Directed by: Duncan Jones
Starring: Sam Rockwell, Dominique McElligott, Kevin Spacey (voice), Kaya Scodelario
Duncan Jones (who was christened Zowie Bowie at birth by his father, David) makes his theatrical feature debut as director—and story writer—of Moon. This film is one of those rare animals: the intelligent science-fiction film. (It’s startling to realize that Moon and Transformers: Revenge of the Fallen both loosely fall into the same genre.) Oh, such movies aren’t nonexistent. Danny Boyle made one called Sunshine back in 2007, and that year also gave us Alfonso Cuarón’s Children of Men. They are, nonetheless, not common—and for every Sunshine that comes along, there’s usually something like Steven Soderbergh’s remake of Solaris (2002) to balance the equation and make you realize that there are good reasons why such films are uncommon. And, frankly, from what I knew of the plot of Moon, I was afraid we had another Solaris on our hands. Blessedly, that’s not the case.
Jones has made a thoughtful and very human sci-fi film that manages to eschew the mania for conspicuous consumption, massive explosions and endless property damage—and it does so without succumbing to the kind of boredom that often marks the low-budget, seriously intended science-fiction movie. I’m not saying that Moon is action-packed, and if you go to it expecting anything like Transformers, you’re not going to be in the least happy. If that’s what you’re after, hold out for Roland Emmerich’s 2012 this fall.
Moon—set in some unspecific time in the future—is about Sam Bell (Sam Rockwell), a man living on the far side of the moon. Sam is coming to the end of a three-year contract as supervisor of a largely automated mining operation for Helium-3, which has become Earth’s primary energy source. His only companion is a computer called Gerty (voiced by Kevin Spacey). His only diversion, apart from working on a model village, are bewhiskered sitcoms like Bewitched and The Mary Tyler Moore Show. The link allowing direct communication with Earth is down (a seemingly perpetual situation), leaving Sam with no other option than to communicate with his family via recorded messages. Sam, in fact, is rapidly disintegrating, and is only kept going by the knowledge that he’ll soon be heading home.
In the final days of that wait, however, he has an accident, and awakes to find himself in the moon-station infirmary, unable to remember exactly what happened—something Gerty fills in the blanks on. While waiting and recuperating, Sam finds indications that there’s someone out on the perimeter of the station—someone alive. Though ordered to keep him inside, Gerty is bamboozled into letting Sam go out. While outside, Sam finds an injured man in a wrecked lunar conveyance.
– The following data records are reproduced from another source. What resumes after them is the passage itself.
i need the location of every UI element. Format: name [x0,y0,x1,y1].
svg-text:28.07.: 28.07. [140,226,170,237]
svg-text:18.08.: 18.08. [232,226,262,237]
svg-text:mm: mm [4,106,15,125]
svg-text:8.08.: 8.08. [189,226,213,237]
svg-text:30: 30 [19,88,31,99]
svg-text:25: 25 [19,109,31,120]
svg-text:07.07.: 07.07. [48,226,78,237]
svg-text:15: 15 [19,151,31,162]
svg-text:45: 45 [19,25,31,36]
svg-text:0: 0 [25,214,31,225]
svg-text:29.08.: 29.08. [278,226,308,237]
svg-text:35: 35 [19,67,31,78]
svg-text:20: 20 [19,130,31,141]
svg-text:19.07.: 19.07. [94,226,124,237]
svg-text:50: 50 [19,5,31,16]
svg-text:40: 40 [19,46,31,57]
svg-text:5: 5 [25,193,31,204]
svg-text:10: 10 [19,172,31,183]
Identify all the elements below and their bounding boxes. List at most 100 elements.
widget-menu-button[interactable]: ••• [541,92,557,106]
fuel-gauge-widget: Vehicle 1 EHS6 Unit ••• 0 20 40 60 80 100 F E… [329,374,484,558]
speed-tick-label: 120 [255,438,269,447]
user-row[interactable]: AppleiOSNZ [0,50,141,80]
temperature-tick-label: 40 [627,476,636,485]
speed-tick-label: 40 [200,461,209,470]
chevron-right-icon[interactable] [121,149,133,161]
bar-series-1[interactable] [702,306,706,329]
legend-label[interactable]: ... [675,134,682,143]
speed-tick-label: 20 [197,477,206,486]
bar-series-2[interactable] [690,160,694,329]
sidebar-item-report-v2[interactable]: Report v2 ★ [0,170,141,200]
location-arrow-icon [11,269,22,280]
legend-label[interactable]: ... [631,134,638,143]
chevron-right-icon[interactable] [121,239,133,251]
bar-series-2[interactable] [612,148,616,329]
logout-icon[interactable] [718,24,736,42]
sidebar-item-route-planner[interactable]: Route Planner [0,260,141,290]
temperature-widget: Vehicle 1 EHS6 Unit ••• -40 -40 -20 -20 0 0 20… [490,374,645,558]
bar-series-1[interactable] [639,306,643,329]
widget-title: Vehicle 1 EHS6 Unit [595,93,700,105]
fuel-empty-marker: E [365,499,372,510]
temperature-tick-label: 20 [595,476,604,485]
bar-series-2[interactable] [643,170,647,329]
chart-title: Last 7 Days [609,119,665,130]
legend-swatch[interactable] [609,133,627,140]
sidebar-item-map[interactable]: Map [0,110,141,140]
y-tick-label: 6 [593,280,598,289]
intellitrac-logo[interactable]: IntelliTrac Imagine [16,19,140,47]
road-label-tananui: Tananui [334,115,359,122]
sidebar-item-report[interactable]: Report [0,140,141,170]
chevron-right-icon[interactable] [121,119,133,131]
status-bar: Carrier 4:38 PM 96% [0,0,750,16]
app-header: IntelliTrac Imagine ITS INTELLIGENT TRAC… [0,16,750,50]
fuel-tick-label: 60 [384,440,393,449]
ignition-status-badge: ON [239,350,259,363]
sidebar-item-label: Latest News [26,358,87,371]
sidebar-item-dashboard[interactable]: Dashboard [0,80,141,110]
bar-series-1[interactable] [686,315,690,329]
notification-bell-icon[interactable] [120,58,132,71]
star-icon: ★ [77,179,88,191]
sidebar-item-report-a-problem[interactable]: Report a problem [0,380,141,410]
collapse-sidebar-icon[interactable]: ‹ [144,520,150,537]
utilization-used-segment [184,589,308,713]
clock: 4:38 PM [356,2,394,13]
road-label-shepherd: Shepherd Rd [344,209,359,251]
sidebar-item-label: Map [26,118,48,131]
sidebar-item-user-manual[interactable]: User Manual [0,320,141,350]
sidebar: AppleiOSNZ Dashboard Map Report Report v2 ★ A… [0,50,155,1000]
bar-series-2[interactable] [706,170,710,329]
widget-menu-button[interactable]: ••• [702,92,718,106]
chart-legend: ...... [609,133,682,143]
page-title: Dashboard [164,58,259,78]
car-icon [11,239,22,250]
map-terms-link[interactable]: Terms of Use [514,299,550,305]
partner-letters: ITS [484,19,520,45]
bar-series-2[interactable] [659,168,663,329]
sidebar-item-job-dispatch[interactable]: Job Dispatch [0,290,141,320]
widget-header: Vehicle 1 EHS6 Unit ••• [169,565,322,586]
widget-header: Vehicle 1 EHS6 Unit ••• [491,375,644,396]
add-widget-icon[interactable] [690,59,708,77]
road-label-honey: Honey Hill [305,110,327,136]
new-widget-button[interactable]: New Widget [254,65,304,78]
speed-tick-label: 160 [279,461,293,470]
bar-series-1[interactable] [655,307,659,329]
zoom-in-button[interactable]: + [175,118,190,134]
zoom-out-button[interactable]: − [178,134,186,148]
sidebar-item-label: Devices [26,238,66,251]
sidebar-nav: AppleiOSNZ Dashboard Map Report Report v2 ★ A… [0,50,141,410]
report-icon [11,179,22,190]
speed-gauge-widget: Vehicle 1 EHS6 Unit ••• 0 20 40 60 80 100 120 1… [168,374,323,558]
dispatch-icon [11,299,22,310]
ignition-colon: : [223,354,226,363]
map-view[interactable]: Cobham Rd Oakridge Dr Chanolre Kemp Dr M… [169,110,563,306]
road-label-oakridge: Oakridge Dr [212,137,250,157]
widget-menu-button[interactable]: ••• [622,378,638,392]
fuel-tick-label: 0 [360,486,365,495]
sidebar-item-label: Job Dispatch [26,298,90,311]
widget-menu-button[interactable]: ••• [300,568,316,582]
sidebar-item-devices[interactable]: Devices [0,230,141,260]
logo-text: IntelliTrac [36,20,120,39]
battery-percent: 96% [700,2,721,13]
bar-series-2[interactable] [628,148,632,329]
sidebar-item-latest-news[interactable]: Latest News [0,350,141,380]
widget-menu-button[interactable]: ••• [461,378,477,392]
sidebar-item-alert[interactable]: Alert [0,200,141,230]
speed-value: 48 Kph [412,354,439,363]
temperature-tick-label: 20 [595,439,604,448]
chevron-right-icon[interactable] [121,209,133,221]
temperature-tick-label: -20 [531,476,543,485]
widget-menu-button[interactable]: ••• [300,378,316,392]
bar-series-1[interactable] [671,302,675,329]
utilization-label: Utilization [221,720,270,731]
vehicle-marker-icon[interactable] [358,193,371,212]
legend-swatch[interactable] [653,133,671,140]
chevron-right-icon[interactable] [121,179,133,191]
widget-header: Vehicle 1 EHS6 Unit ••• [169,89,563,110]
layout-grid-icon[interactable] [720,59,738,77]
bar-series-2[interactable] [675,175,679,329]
Bringing the man back to the station, Sam is surprised to find that the fellow appears to be himself. Certainly he looks just like him, but is he real or merely an hallucination? That sets up the central drama of the film—and it’s a drama about which Jones’ film makes it impossible to say any more without saying too much.
What can be said, however, is that Moon raises all the right and most interesting questions about what it means to be human in the manner of some of the best science fiction, and it does so with no little subtlety and thoughtfulness, in a manner that recalls sci-fi films of an earlier era. There’s something of a more human 2001 (1968) here and a bit of Silent Running (1972), but comparisons don’t quite do Moon justice, because it’s its own film—and in no small part due to the amazingly nuanced performance of Sam Rockwell. Always an interesting actor, Rockwell’s presence has enlivened many an indie. But here Rockwell comes into his own with a portrayal whose greatness doesn’t become fully apparent until the film is over. And to understand that, you’ll have to see Moon, which you should anyway. Rated R for language.